Why Is Elagolix Drug Prescribed for Endometriosis?

It decreases the status of particular hormones like follicular stimulating and luteinizing hormones. This reduces the sex hormone estrogen and thus reduces the symptoms and manifestations of endometriosis.

What Should the Patient Discuss With a Doctor Before Beginning Elagolix Therapy?

  • Discuss with a doctor in case of pregnancy or planning to get pregnant, as it causes severe side effects in early pregnancy.

  • If the patient has any history of bone loss disorders.

  • If the patient has any depression, suicidal tendencies, or mood swings.

Use in Specific Populations

Pregnancy:

Elagolix is contraindicated in pregnancy as it can cause severe effects in pregnancy. It causes early pregnancy loss.

Lactation:

There is no report available on the presence of Elagolix or its metabolites in human milk, the results on the breastfed kid, or the consequences on milk production. The developmental and health advantages of breastfeeding should be assessed, along with the patient's clinical condition for Elagolix and any possible adverse impacts on the breastfed child from Elagolix.

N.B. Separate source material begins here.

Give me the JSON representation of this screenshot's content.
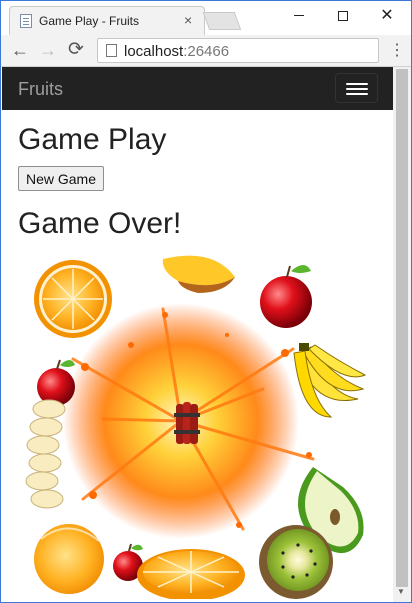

Females and Males of Reproductive Potential:

It depends on the mechanism of action. In early pregnancy, Elagolix may cause pregnancy loss.

Pediatric Use:

The safety and establishment of Elagolix are not well explained.

Renal Impairment:

There is no alteration in dosage done for any stage of renal impairment.

Hepatic Impairment:

In the case of mild hepatic impairment, there is no need for alteration of dosage. The 150 mg Elagolix is given once daily and is suggested for women with average hepatic impairment. The period of therapy is restricted to six months. Elagolix is contraindicated in females with extreme hepatic impairment.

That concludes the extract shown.